TVRINews, Jakarta
Pengawasan terhadap warga negara asing di Bali diperkuat. Direktorat Jenderal Imigrasi meminta pengelola hotel, vila, homestay, dan akomodasi lainnya tidak pasif ketika menerima tamu asing.
Pengelola penginapan didorong rutin melaporkan data warga negara asing melalui Aplikasi Pelaporan Orang Asing (APOA).
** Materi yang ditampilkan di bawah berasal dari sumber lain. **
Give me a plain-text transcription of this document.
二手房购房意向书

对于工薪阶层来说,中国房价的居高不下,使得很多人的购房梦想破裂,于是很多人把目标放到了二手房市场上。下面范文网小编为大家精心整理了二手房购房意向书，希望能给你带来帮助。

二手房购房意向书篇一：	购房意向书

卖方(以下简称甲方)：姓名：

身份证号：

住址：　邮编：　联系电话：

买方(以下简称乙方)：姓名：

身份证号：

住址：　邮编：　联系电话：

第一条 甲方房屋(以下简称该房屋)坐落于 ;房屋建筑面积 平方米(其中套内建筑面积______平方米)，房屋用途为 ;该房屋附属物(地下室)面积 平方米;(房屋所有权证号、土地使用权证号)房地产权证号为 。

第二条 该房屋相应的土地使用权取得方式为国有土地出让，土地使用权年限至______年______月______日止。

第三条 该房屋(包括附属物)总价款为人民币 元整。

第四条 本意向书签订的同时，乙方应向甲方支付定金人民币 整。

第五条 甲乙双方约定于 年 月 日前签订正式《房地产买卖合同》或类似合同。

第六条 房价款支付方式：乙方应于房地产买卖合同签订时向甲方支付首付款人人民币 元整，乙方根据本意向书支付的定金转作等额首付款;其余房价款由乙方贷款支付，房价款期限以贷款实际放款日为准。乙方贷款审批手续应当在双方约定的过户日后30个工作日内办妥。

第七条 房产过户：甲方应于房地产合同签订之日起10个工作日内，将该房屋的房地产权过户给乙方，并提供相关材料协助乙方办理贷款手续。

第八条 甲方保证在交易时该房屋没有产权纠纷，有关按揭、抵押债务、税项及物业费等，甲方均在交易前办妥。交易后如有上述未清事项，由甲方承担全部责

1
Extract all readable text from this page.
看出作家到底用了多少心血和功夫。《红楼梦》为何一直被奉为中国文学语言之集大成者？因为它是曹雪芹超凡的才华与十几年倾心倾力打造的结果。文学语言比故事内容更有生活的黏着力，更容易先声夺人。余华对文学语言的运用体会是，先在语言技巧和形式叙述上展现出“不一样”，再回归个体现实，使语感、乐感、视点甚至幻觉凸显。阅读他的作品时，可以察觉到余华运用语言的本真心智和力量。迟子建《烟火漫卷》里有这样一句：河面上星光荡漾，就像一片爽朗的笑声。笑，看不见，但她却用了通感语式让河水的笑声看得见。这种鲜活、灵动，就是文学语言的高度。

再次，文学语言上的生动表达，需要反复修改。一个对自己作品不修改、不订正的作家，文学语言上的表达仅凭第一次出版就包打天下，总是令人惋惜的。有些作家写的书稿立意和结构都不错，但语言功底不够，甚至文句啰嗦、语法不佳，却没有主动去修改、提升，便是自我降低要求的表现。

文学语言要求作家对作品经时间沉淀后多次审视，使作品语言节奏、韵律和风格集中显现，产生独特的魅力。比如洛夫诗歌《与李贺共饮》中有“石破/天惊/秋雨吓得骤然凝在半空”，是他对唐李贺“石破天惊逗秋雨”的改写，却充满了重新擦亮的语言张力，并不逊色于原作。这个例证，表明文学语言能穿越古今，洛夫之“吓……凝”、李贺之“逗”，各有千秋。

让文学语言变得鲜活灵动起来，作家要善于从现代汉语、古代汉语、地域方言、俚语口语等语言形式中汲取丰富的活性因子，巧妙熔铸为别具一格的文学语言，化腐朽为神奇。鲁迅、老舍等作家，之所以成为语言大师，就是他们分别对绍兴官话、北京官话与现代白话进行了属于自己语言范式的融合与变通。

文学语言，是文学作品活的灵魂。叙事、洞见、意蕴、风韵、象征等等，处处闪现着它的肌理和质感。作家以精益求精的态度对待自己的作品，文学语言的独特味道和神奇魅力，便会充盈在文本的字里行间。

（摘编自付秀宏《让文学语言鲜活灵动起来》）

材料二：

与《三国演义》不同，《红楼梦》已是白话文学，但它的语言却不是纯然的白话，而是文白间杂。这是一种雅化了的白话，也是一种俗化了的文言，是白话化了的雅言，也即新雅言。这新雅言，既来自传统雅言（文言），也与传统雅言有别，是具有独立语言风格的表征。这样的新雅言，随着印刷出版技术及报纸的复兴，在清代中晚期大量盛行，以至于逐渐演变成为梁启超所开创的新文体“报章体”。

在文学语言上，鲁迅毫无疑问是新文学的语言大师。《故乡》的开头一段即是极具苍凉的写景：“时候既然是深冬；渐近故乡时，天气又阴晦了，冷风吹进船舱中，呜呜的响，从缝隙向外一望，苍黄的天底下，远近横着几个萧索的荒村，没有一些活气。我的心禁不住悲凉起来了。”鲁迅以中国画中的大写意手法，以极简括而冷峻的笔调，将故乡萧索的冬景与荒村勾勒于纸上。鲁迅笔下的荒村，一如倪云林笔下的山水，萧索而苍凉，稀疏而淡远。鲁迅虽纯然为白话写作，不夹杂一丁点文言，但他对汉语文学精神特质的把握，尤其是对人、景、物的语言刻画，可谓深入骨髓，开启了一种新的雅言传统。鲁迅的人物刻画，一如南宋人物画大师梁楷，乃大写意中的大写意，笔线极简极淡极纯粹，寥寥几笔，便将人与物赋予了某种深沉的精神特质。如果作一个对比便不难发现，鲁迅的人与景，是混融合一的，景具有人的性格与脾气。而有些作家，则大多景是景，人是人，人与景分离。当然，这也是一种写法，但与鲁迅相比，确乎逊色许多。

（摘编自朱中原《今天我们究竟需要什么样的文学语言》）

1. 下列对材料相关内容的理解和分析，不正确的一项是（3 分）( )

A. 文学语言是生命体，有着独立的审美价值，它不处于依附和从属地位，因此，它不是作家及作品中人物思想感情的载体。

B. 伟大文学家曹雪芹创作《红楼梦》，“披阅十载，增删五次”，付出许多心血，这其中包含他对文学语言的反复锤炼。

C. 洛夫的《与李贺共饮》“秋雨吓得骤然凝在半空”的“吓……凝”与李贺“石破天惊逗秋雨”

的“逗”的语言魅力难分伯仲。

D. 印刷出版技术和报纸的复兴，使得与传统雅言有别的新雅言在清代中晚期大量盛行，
Data tersebut terhubung langsung dengan sistem keimigrasian sehingga dapat digunakan untuk mendukung pemantauan keberadaan dan aktivitas WNA di Bali.
Direktur Jenderal Imigrasi Hendarsam Marantoko mengatakan keterlibatan pengelola akomodasi menjadi bagian penting dalam mempersempit ruang pelanggaran yang dilakukan warga negara asing.
“Setiap pengelola penginapan memiliki peran penting dalam membantu kami memastikan keberadaan warga negara asing dapat terpantau dengan baik. Pelaporan yang dilakukan secara benar akan memperkuat pengawasan di lapangan,” ujar Hendarsam dalam keterangan tertulis yang dikutip, Minggu, 30 Agustus 2026.
Menurut Hendarsam, sosialisasi mengenai APOA terus dilakukan kepada pengelola akomodasi. Petugas juga memberikan pemahaman mengenai mekanisme pendataan dan cara memastikan informasi tamu asing yang dilaporkan sesuai dengan kondisi sebenarnya.
Pengawasan tersebut diperkuat melalui Operasi Patroli Dharma Dewata. Dalam operasi yang menyasar kawasan wisata Canggu, Kabupaten Badung, Kamis (27/8) malam, petugas menemukan enam WNA yang kini menjalani pemeriksaan di Kantor Imigrasi Ngurah Rai.
Keenam WNA tersebut terdiri dari dua warga Inggris serta masing-masing satu warga India, Uganda, Nigeria, dan Amerika Serikat. Mereka diduga melakukan pelanggaran keimigrasian, di antaranya terkait masa berlaku izin tinggal, sementara status dan dugaan pelanggaran lainnya masih didalami petugas.
“Kami masih melakukan pemeriksaan untuk memastikan status keimigrasian mereka dan bentuk pelanggaran yang dilakukan. Jika nantinya terbukti melanggar ketentuan, tentu akan diproses sesuai aturan yang berlaku,” kata Hendarsam.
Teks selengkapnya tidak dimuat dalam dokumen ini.